Poland to help build nuclear power plant in Lithuania

Poland will join an international project to build a nuclear power plant in Lithuania. Agreement to build this facility, which will replace the ageing Ignalina power plant in eastern Lithuania, will be signed this year - President of the PSE Polish energy company, Jacek Socha, said in a radio interview recently. 
This is a signal to Russia and Europe, experts say. Representatives of the electricity companies of Lithuania, Latvia, Estonia and Poland met in Warsaw to discuss the project right at a time when Russia cut off the flow of oil to the EU over a transit fee dispute with Belarus. Lithuanian radio journalist, Audrius Braukyla, says the nuclear power plant project is a response to energy blackmail by Moscow. 
'It's the beginning of a new era in the energy field in this part of the world. It is not only about energy but it's also about policy, especially now that the Polish oil company, Orlen, has bought Lithuania's biggest oil refinery, Mazieikiu. Poland is now the biggest foreign investor in Lithuania. This is all a good sign of cooperation towards acquiring independent energy sources.' 
Tomasz Chmal, an analyst at the Warsaw-based Sobieski Institute think tank, says the power plant project shows that the countries of this region are intent on pursuing a new policy that would guarantee security to them. 

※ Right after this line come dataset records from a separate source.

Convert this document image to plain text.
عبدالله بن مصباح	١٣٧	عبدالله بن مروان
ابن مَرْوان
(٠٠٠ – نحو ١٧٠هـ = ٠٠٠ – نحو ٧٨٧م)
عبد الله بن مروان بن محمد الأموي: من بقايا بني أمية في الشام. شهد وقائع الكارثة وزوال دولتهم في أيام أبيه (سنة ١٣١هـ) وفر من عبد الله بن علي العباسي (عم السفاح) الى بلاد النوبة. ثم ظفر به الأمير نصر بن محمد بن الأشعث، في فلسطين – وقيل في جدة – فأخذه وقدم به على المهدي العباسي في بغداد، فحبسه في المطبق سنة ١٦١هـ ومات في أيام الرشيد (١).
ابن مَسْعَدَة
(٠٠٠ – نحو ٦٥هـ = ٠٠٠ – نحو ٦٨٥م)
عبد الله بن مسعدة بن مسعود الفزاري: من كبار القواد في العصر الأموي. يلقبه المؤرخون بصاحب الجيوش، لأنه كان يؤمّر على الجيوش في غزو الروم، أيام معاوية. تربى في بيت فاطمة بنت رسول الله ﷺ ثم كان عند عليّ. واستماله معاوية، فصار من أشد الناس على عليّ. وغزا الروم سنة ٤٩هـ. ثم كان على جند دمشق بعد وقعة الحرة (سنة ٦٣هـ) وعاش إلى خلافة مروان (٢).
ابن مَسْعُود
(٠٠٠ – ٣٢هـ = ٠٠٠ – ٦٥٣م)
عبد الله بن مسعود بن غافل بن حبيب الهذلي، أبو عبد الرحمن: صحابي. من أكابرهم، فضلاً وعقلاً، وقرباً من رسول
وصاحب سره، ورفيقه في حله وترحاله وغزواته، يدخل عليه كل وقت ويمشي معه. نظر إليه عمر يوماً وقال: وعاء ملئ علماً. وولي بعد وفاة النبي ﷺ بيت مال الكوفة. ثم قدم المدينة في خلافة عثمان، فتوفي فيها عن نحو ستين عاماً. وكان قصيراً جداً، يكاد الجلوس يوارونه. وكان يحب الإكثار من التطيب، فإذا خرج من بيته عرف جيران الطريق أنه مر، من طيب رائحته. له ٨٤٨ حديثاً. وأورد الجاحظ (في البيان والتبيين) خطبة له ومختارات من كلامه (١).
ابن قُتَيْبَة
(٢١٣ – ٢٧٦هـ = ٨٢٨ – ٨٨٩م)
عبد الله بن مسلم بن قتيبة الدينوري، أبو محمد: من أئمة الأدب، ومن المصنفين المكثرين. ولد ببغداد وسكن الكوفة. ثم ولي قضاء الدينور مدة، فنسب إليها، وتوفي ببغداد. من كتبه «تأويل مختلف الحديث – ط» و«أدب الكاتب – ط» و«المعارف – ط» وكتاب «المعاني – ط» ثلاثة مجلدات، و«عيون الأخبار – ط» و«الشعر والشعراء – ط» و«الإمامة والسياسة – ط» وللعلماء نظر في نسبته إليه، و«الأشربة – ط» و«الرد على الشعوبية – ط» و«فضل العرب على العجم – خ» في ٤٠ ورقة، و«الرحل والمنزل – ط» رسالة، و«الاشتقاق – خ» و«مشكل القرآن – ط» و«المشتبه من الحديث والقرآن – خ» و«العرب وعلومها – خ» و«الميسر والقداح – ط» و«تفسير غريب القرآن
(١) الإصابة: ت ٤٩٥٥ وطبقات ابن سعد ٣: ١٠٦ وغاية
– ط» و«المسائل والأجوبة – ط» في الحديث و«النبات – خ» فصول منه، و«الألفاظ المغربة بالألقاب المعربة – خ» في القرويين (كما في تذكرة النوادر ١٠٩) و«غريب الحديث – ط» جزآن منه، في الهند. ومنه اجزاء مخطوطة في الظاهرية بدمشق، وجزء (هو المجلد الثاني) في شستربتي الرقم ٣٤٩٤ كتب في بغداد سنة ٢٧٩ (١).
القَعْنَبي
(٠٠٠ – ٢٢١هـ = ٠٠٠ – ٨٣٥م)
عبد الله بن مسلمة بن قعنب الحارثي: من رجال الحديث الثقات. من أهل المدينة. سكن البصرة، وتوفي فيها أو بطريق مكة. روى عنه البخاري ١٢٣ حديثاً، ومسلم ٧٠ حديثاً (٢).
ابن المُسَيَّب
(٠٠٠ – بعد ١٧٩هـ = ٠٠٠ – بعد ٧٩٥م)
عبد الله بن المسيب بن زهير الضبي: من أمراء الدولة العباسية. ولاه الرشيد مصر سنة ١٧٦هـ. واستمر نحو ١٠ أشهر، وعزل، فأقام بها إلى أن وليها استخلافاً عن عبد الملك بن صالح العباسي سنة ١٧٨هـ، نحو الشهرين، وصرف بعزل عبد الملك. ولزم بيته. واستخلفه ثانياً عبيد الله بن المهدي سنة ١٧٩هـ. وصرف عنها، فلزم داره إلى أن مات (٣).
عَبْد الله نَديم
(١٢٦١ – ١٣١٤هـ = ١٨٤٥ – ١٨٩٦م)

'We have to distinguish between different issues - one is electricity in which Poland is independent thanks to its coal resources. Cooperation in electric energy is mainly for the benefit of Lithuania, helping it to diversify supplies. But in the area of natural gas and oil. Poland is highly dependent on Russian oil, which supplies over 95 per cent of its needs.' 
And if only for this reason Poland will not become independent of Russian oil and natural gas supplies in the foreseeable future. The recent cut of oil supplies over a dispute with Belarus, and when Russia closed the tap on its gas supplies through Ukraine to Europe, alarmed the European energy markets and made them question the reliability of Russia as a supplier. 
Ferran Tarradellas, a spokesman for the European Commission, said, 'The EC has underlined that it is unacceptable that energy suppliers or transit countries do not inform their counterparts of any decisions that may affect the supplies.' 
Tomasz Chmal stresses the need for EU solidarity in the energy security field. 'I hope that Poland and the EU will find a common approach toward Russia. It is crucial to find common ground for discussion and try to win individual interests, with one country playing against the other. There is a huge need for solidarity.' 
The nuclear power plant to be built in Lithuania, with the participation of Poland, Latvia and Estonia, is expected to become operational by 2015. According to recent surveys some 60 per cent of Poles are in favour of using nuclear energy for peaceful purposes.